The motion court improperly determined that the venue-selection clause is inapplicable because many of the acts or omissions complained of occurred before the execution of the agreement. The clause does not limit its applicability to acts or omissions occurring after the execution of the agreement. Rather, it merely requires that any actions arise from or relate to the agreement. Since this action arises out of or relates to the duties and obligations under the agreement, the venue-selection clause applies, and defendant's motion should have been granted (see Public Adm'r Bronx County v Montefiore Med. Ctr., 93 AD3d 620, 621 [1st Dept 2012] ). Moreover, since defendant moved to change venue based on the written agreement (see CPLR 501), it was not required to serve a written demand for a change of venue with or prior to its answer before making the motion, and the motion needed only to be made “within a reasonable time after commencement of the action,” as it was here (CPLR 511[a]; Hendrickson v Birchwood Nursing Home Partnership, 26 AD3d 187, 187 [1st Dept 2006] ). The motion court properly rejected plaintiff's conclusory assertions that the venue-selection clause violates public policy.

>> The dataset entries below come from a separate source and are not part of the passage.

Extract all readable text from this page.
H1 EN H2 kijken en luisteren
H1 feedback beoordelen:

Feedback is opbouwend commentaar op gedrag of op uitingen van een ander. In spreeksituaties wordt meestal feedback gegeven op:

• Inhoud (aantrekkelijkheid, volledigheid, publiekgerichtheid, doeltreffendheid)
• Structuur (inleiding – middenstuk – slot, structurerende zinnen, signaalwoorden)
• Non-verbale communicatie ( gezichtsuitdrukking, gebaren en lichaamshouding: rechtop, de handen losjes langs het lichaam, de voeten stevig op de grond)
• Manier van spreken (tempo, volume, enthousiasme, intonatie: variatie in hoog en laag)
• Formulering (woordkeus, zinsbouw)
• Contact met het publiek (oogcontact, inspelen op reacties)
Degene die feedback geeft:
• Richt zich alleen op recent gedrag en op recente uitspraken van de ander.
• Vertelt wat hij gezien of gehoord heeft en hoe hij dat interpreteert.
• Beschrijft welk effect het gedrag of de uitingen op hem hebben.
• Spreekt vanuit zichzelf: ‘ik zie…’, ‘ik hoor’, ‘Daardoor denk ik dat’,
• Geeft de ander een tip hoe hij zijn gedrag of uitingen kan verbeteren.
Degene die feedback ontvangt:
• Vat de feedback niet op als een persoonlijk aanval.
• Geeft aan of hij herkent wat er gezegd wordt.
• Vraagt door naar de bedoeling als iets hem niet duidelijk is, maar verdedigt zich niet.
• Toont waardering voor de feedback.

Further, there is no evidence of fraud in the execution of the agreement, particularly since plaintiff, as attorney-in-fact for her grandmother, could have, and by signing the agreement indicated that she had, read the agreement, understood it, and agreed to be legally bound by it, none of which she expressly denies.
We have examined plaintiff's remaining arguments and find them unavailing.
THIS CONSTITUTES THE DECISION AND ORDER
OF THE SUPREME COURT, APPELLATE DIVISION, FIRST DEPARTMENT.